OFD Düsseldorf - S 0284

Bekanntgabe von schriftlichen Verwaltungsakten an Personengesellschaften in Liquidation

I. Gesellschaften bürgerlichen Rechts (GbR) in Liquidation (i.L.)

1. Eine in Liquidation befindliche GbR besteht wie alle übrigen Personengesellschaften als Liquidationsgesellschaft solange fort, bis alle gemeinsamen Rechtsbeziehungen beseitigt sind. Verwaltungsakte können daher an sie gerichtet werden ( BStBl 1987 II S. 183).

Den ehemaligen Gesellschaftern steht als Liquidatoren die Geschäftsführungsbefugnis nur gemeinschaftlich zu (§ 730 Abs. 2 BGB). Verwaltungsakte an eine GbR i.L. können trotz dieser Regelung einem Gesellschafter gegenüber bekanntgegeben werden. Es gilt der allgemeine Grundsatz, dass ein Gesellschafter auch zur Entgegennahme von bürgerlich-rechtlichen Willenserklärungen alleine berechtigt ist (vgl. BStBl 1986 II S. 539, und vom , BStBl 1987 II S. 325). Im übrigen greift die Regelung des § 34 Abs. 2 AO ein, so dass auch hiernach das Finanzamt berechtigt ist, einen Verwaltungsakt für die GbR nur einem Gesellschafter, der zugleich Liquidator ist, bekanntzugeben.

Im Bescheid ist klar zum Ausdruck zu bringen, dass der Bescheid dem Adressaten als Vertreter der GbR i.L. zugeht.

Ist die Liquidation zivilrechtlich bereits abgeschlossen, sollten Steuerbescheide jedem ehemaligen Gesellschafter bekannt gegeben werden.

2. Gesonderte und einheitliche Feststellungsbescheide können, auch wenn die Liquidation nicht abgeschlossen ist, einem gemeinsam bestellten Empfangsbevollmächtigten im Sinne des § 183 Abs. 1 Satz 1 AO bekannt gegeben werden, falls die Beteiligten oder der Empfangsbevollmächtigte nicht widersprochen haben (§ 183 Abs. 3 AO).
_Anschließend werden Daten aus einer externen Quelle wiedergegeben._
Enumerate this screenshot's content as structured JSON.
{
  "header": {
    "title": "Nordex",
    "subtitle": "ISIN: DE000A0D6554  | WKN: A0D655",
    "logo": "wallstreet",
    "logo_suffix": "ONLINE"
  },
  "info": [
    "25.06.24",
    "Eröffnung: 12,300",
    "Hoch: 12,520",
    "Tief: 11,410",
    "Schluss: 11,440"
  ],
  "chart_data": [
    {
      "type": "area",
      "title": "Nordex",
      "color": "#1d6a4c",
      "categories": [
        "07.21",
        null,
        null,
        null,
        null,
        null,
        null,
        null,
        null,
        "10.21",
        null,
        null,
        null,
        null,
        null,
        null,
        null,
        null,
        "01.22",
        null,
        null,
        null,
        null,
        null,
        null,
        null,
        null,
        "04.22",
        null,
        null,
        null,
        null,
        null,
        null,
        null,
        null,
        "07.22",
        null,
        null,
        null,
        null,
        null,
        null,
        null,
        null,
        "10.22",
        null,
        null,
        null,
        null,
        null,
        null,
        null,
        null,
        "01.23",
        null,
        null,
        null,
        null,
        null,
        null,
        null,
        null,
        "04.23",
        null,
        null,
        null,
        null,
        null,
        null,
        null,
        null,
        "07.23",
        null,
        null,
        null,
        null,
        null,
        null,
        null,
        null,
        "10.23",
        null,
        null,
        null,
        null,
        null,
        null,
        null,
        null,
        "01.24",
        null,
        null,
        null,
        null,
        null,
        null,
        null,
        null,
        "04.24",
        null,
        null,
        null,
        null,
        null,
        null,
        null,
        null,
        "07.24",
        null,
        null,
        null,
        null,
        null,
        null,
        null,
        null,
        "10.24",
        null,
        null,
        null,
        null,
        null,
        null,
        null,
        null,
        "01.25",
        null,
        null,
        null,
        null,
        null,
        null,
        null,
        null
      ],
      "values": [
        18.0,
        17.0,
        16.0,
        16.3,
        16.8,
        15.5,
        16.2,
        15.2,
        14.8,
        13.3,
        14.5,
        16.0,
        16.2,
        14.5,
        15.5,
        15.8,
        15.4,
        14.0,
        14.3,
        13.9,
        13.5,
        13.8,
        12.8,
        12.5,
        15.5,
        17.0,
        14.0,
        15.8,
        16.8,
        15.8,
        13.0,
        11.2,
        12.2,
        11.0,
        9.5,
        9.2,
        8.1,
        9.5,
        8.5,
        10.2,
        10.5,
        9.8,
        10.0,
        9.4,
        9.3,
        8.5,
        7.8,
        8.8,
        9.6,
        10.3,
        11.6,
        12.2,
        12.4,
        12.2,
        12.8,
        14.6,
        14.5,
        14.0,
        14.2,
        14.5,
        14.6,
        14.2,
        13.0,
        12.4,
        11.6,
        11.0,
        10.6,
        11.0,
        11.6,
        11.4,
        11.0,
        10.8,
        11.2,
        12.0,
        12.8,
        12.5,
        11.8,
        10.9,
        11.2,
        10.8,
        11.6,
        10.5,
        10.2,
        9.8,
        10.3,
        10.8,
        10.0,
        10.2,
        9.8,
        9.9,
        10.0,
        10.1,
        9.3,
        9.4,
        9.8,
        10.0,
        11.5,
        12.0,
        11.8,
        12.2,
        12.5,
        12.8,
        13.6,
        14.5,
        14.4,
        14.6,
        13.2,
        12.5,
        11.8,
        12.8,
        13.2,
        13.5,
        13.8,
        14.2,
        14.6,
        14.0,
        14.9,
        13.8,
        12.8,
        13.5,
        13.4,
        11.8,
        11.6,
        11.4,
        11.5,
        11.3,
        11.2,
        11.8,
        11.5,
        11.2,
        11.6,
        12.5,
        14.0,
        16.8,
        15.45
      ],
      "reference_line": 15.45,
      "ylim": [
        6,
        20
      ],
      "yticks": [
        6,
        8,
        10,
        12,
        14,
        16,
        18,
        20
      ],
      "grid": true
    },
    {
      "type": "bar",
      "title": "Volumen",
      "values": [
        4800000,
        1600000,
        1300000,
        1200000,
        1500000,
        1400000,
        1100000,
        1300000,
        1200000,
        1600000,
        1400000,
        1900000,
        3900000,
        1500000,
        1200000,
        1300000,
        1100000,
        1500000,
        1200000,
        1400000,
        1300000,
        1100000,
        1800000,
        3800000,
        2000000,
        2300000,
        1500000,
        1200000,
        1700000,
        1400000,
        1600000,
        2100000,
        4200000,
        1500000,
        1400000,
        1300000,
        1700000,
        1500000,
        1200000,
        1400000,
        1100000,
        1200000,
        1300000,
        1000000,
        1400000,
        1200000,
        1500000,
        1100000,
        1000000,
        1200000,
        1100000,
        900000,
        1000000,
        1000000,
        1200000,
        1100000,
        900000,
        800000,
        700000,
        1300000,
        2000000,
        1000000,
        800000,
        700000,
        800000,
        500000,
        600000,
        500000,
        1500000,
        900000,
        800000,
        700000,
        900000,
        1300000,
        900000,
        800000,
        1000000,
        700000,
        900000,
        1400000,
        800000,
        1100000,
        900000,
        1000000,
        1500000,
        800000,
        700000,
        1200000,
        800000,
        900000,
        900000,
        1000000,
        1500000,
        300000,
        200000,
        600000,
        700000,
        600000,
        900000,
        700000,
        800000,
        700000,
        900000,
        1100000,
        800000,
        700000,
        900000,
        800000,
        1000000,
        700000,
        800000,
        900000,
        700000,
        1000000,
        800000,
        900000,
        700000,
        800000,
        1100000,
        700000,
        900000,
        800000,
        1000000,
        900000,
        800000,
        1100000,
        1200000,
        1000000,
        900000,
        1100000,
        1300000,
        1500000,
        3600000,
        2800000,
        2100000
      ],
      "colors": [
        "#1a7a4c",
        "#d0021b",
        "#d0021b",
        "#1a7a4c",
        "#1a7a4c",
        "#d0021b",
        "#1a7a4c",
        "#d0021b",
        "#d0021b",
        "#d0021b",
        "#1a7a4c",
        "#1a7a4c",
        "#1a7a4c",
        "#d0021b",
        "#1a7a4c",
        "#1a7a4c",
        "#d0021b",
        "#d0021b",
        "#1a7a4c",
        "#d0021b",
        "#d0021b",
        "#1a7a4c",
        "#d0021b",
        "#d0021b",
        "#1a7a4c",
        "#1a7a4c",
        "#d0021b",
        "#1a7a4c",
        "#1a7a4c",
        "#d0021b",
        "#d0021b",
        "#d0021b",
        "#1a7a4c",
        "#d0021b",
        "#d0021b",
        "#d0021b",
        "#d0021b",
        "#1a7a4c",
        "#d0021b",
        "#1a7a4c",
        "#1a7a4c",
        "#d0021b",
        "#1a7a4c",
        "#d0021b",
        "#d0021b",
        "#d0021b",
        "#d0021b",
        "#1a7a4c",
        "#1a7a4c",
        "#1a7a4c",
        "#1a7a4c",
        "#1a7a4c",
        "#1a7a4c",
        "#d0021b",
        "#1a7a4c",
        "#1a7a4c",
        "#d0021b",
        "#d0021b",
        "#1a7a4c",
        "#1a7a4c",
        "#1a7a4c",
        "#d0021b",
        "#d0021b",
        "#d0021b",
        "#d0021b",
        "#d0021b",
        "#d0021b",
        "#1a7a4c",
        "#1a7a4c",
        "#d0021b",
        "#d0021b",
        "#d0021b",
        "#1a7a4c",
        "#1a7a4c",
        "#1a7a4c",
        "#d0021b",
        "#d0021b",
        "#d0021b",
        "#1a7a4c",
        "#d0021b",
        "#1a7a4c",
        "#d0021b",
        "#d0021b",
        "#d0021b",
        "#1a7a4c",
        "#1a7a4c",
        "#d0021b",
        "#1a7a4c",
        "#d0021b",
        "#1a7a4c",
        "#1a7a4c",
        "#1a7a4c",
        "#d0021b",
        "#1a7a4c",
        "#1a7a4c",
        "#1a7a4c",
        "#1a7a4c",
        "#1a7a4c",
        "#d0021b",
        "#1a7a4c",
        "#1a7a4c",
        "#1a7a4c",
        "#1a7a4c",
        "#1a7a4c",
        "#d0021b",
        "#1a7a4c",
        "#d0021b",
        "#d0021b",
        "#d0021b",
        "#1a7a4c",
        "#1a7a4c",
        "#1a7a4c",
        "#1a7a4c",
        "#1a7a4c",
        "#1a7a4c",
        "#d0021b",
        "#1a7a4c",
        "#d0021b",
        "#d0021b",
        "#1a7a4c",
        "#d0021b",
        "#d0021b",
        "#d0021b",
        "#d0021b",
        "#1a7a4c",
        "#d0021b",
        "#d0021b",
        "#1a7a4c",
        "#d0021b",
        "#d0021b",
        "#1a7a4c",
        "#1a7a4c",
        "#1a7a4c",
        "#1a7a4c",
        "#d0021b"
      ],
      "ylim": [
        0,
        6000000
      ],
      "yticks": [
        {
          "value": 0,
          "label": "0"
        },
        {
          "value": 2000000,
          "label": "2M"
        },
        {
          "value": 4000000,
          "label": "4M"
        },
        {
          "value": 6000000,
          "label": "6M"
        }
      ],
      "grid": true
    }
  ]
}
3. Auch im Falle der Liquidation gilt folgender allgemeiner Grundsatz:

Ist ein gemeinsamer Empfangsbevollmächtigter nicht vorhanden und sind alle oder mehrere Gesellschafter zur Vertretung oder Verwaltung nur gemeinsam berechtigt (§§ 709, 710 BGB), kann von der Vermutung des § 183 Abs. 1 Satz 2 AO, dass ein zur Vertretung Berechtigter als Empfangsbevollmächtigter gilt, nicht ausgegangen werden. Es fehlt an einem zur Vertretung Berechtigten (vgl. EFG 1984 S. 324, und des EFG 1985 S. 160).

4. Ist die Liquidation abgeschlossen oder hat die Gesellschaft ohne Liquidation geendet, besteht die Möglichkeit, Feststellungsbescheide weiterhin unter den Voraussetzungen des § 183 Abs. 3 AO einem gemeinsamen Empfangsbevollmächtigten bekannt zu geben. Es kann aber im Einzelfall pflichtgemäßer Ermessensausübung entsprechen, einen Feststellungsbescheid jedem Gesellschafter bekannt zu geben, z.B. wenn Meinungsverschiedenheiten zwischen den Beteiligten und dem Empfangsbevollmächtigten bekannt sind oder bereits längere Zeit verstrichen ist.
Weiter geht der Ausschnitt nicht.